HYPERTENSION SCREEN & TREAT
Severe and unrecognized hypertension contributes to high levels of stroke, heart failure and premature death. Through our new hypertension initiative, we are training local nurses and other health care providers in a simple, easy-to-follow protocol and providing a supply of prepackaged, safe and inexpensive medications. Our pilot program is being supervised by a Haitian nurse practitioner: Heal – Teach – Support in action! And the compliance rate in the new program is inspiring: 95% of the patients enrolled in October remain in the program, come to their regular appointments and are on the correct medications, with positive results. Our second site in the village of Robillard, also a community with high acuity, launched this May; the next site is scheduled to open in early 2018.

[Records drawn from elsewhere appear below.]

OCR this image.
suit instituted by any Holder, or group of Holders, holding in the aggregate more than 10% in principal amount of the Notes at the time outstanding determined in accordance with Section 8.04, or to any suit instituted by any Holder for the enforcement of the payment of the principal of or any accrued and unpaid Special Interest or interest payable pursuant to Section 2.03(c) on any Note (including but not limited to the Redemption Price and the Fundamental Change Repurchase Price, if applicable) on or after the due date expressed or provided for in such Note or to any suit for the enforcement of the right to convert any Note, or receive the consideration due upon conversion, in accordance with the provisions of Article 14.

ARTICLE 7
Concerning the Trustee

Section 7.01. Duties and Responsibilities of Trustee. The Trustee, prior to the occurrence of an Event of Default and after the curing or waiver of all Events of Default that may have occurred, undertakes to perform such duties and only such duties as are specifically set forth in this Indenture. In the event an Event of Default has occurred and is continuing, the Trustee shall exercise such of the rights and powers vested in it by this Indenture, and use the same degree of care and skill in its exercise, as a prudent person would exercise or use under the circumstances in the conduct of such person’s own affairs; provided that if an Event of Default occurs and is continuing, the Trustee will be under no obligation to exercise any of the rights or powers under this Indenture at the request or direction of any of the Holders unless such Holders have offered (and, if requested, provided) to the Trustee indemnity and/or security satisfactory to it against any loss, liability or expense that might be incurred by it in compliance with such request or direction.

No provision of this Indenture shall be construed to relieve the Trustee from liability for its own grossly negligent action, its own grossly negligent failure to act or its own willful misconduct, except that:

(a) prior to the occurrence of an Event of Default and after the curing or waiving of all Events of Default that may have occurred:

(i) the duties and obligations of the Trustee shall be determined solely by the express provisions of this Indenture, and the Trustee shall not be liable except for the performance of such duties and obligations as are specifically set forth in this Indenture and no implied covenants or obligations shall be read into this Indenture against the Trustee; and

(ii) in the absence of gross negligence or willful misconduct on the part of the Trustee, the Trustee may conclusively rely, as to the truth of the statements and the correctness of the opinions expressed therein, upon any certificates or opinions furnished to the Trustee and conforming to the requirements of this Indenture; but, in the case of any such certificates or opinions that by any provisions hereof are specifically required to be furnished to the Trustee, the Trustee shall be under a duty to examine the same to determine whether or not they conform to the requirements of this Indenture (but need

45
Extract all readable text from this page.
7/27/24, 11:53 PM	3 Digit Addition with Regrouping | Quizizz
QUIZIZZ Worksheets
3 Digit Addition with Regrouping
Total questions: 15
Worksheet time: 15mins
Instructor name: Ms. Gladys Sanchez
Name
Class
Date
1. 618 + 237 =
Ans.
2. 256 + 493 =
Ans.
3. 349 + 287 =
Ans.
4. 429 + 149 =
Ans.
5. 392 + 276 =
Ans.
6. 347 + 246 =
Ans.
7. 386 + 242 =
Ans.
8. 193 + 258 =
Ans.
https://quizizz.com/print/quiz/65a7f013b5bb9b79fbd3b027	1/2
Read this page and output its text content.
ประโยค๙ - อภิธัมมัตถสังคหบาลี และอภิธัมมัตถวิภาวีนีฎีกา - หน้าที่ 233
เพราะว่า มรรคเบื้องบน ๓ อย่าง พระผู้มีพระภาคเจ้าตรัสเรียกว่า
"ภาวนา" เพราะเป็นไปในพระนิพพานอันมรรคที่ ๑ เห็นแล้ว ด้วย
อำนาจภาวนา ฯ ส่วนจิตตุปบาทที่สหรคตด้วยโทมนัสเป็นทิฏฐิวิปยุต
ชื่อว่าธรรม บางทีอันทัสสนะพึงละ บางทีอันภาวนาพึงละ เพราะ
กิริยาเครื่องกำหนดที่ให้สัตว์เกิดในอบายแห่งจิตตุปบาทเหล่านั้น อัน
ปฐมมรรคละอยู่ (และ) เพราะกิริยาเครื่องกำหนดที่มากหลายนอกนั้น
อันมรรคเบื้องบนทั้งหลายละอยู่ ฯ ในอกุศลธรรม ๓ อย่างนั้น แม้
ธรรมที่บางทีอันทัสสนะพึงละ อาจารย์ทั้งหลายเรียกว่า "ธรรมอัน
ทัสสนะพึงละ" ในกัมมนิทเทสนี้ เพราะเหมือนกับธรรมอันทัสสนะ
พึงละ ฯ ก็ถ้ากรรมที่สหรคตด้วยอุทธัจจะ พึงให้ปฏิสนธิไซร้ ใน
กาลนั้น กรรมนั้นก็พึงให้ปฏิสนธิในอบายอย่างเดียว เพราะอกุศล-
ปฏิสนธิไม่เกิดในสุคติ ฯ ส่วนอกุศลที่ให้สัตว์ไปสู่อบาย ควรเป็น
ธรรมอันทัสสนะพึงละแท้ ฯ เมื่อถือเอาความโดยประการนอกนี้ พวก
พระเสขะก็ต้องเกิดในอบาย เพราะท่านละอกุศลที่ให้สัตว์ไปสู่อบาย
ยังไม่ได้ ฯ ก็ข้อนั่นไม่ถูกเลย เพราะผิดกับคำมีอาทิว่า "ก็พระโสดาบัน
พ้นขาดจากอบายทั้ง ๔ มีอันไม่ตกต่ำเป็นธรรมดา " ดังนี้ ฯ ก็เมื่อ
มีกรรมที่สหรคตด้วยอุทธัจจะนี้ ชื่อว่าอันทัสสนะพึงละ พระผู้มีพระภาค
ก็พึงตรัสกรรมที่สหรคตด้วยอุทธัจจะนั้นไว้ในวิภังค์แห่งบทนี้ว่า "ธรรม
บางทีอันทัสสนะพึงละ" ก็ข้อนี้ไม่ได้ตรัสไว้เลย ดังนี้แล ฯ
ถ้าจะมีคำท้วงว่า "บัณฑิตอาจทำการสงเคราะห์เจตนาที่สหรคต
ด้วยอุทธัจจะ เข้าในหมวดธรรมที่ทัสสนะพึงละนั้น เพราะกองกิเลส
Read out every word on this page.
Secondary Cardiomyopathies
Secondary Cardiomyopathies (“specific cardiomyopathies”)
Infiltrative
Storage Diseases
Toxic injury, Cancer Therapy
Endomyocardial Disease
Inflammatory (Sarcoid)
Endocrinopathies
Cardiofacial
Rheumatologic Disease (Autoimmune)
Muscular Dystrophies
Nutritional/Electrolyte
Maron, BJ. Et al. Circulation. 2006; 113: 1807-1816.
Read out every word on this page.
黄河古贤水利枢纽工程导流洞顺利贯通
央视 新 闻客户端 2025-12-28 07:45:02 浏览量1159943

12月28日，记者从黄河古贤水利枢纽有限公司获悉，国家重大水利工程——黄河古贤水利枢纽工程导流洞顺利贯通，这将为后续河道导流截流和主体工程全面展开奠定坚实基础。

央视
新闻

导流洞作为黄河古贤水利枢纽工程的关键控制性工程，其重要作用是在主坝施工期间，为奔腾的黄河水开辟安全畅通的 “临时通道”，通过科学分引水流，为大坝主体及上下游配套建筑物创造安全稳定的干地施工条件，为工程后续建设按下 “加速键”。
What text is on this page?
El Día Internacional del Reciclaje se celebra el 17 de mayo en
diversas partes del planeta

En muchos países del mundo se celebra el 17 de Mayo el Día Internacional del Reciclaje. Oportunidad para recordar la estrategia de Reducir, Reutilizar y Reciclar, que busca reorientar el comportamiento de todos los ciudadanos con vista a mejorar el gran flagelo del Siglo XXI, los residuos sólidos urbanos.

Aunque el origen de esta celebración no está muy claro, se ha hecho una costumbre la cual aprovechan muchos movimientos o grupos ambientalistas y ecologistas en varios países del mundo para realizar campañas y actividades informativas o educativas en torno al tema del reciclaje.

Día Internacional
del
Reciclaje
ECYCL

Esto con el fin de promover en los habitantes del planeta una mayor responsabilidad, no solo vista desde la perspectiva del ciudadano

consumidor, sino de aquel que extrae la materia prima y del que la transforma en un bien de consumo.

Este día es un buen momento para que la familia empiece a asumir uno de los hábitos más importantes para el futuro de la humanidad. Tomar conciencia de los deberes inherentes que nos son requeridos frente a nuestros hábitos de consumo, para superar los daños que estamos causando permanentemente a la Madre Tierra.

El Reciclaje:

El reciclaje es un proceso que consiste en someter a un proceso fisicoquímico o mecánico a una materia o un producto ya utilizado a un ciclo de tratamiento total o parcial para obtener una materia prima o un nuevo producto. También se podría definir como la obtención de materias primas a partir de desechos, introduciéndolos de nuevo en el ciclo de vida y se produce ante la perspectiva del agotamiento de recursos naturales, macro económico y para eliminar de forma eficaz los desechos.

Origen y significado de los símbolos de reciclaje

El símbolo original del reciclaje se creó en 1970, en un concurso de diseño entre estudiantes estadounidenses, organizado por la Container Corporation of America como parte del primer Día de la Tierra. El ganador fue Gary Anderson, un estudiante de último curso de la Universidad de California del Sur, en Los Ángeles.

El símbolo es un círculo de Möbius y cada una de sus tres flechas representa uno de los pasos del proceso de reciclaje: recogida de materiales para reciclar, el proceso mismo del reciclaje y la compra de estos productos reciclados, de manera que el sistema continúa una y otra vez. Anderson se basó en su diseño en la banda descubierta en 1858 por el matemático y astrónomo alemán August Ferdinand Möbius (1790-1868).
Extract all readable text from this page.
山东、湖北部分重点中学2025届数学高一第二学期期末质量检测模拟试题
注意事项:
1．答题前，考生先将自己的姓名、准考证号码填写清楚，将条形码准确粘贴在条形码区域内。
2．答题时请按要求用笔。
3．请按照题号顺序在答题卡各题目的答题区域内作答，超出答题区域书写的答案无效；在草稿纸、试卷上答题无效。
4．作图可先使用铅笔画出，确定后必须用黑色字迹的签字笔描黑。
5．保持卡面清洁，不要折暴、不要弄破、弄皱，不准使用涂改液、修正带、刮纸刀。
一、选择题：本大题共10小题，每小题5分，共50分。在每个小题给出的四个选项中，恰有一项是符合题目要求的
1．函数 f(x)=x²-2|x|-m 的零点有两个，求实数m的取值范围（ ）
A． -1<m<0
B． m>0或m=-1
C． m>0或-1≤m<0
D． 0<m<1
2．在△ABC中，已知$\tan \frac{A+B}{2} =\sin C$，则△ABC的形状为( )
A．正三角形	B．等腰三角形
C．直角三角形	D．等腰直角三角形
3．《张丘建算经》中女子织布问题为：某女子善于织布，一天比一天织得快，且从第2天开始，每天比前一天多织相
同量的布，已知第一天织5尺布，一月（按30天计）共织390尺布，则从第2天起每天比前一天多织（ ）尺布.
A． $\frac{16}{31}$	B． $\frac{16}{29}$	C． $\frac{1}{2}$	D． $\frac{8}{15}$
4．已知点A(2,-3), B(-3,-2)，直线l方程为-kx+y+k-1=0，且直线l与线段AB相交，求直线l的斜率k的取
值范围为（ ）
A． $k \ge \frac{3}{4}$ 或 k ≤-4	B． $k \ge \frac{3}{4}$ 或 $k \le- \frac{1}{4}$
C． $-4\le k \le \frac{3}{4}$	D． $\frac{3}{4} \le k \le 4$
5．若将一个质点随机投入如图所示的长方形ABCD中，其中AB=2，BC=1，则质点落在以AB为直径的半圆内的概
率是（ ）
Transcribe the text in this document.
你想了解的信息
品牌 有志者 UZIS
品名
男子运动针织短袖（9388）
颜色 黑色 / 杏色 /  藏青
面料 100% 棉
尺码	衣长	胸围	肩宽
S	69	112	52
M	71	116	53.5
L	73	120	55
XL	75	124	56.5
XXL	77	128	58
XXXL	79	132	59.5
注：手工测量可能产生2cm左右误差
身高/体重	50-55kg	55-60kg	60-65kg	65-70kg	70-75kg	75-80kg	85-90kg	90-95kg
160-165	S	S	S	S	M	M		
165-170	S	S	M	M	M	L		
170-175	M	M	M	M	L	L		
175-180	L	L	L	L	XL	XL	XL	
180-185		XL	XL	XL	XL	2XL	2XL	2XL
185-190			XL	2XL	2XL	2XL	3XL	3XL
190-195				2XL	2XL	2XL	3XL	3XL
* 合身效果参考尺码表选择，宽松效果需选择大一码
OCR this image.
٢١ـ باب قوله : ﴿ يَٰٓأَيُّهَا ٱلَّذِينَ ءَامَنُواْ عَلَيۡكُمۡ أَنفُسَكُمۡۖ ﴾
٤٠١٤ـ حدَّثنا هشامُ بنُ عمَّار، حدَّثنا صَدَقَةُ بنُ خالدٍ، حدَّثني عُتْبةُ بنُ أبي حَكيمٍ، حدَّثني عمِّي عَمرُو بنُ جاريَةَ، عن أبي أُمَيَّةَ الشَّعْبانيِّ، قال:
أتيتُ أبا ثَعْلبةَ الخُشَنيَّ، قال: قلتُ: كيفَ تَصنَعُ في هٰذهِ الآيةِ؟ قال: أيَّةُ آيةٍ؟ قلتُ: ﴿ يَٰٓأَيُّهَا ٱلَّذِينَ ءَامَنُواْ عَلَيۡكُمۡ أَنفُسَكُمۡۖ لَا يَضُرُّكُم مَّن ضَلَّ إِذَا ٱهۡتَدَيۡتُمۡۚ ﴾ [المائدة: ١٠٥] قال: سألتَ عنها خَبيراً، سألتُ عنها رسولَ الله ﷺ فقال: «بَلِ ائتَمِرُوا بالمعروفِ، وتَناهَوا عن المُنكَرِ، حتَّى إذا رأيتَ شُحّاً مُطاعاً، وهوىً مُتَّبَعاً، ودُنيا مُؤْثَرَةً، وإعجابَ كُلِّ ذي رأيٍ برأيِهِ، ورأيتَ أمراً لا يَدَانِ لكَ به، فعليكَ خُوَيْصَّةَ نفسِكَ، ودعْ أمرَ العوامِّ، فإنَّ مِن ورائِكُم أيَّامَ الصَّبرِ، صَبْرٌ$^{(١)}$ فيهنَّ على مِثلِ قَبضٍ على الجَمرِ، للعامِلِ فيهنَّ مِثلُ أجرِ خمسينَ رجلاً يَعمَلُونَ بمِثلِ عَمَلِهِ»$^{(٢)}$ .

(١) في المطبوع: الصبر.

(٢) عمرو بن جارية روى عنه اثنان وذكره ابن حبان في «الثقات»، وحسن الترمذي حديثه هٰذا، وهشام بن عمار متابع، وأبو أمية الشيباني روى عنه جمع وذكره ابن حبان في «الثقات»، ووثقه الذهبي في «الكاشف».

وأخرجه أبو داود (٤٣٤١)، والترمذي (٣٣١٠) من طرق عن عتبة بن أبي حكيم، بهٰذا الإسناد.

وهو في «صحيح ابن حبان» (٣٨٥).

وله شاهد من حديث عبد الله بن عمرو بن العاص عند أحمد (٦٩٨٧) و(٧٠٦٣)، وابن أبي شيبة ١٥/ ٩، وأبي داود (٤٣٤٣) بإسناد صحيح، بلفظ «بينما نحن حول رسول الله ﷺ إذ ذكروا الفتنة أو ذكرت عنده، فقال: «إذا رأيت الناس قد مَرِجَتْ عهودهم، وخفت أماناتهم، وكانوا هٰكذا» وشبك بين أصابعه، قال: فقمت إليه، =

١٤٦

MOBILE SANTÈ OUTREACH CLINICS
Our Haitian doctors and nurses set up one-day mobile outreach health care clinics as often as 4 times monthly in communities without access to basic health care, where they often see more than a hundred patients in a day, many of whom have never before seen a doctor. Mobile Santè is the umbrella for many of our other programs, including Saving Vision; doctors and nurses refer patients into our ongoing programs and refer those who need advanced care to our partner hospitals. Visiting teams join forces with our in-country team as they work together to offer clinics in more remote places, sometimes with a specialty focus.

SPECIALTY TEAMS

HUFH CLINICS

CERVICAL CANCER SEE & TREAT
More women die from cervical cancer in Haiti than from any other type of cancer, with an estimated 1,500 preventable deaths each year, the highest reported incidence of cervical cancer of any country in the world, 50 times higher than the rate in the United States. That is because, until now, pap smears or other screening programs, taken for granted in the developed world, has been unavailable to most Haitian women. With our new program, we have screened more than 1000 women to date, finding and treating lesions and preventing premature and unnecessary deaths in nearly one-third of them, and we expect to screen nearly 3000 more women this year as we expand the program and plan a mobile clinic. As part of our education program, we are also training doctors and residents-in-training in LEEP, the protocol to treat suspicious lesions as soon as they are found. Haitian doctors saving Haitian lives.